Just because your car smells like pot doesn't mean police officers could search your car… at least not in Colorado. Because possessing medical marijuana is legal in Colorado, police officers cannot force drivers to a search.
The Colorado state court ruled that a police officer cannot arrest or stop someone based on suspicious pot smell alone. The decision was a victory among those who support cannabis legalization, particularly those who are pushing for marijuana use for recreational purposes.
The smell of pot DOES NOT constitute probable cause for police to search your vehicle rules the Colorado Court of Appeals
(Natural News) Backers of marijuana use for recreational purposes won another court victory this week as a state court ruled that police cannot stop or arrest someone just because they smell pot in a suspect’s vehicle.
As reported by The Grand Junction Sentinel in Colorado, indications by drug-sniffing police dogs that there are controlled substances in a vehicle is in and of itself not sufficient probable cause for officers to then search the vehicle, the state Court of Appeals ruled on Thursdays.

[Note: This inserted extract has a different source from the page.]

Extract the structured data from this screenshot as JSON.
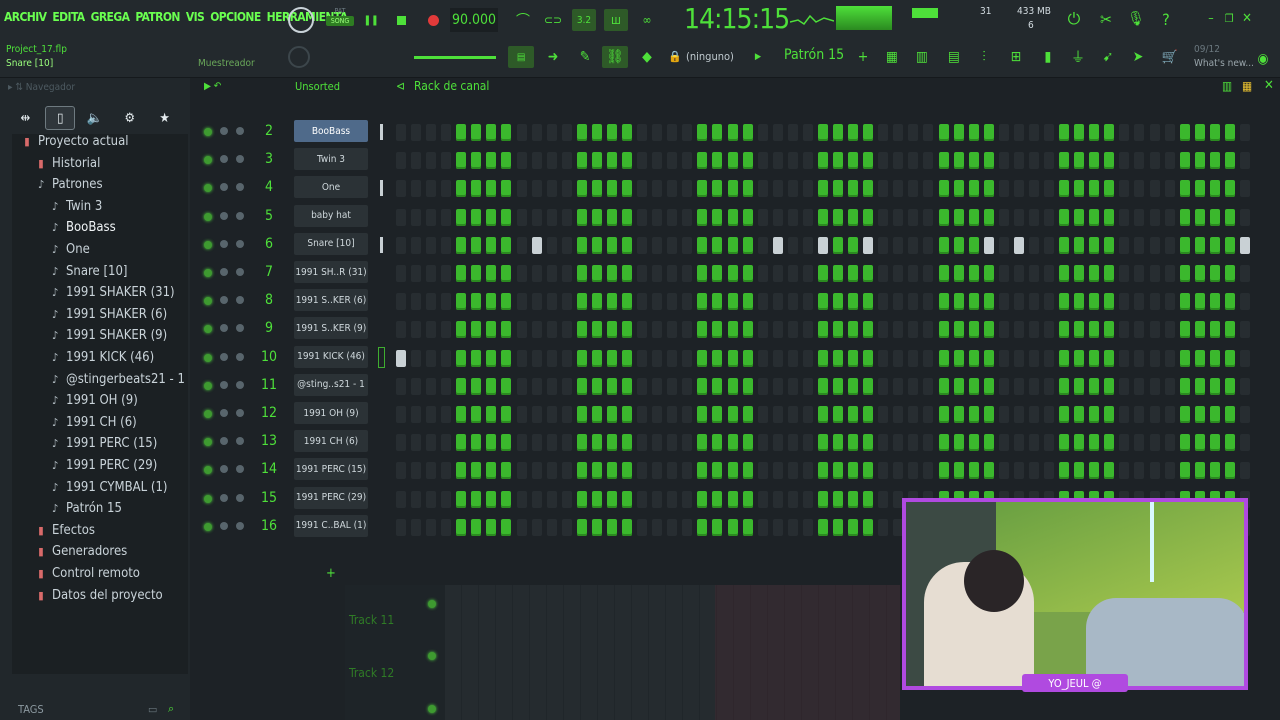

The case, which observers said will set a precedent, perhaps beyond Colorado’s borders, involved a resident of Moffat County. The three-judge appeals panel agreed with the defendant that police need more of a cause to search a vehicle without the owner’s permission.
Why? Because, the court ruled, there could be legal marijuana in the car.
“Because Amendment 64 legalized possession for personal use of one ounce or less of marijuana by persons 21 years of age or older in Colorado, it is no longer accurate to say, at least as a matter of state law, that an alert by a dog which can detect marijuana — but not specific amounts — can reveal only the presence of ‘contraband,’” said Judge Daniel Daily for the panel, a ruling joined by Judges Jerry Jones and Michael Berger.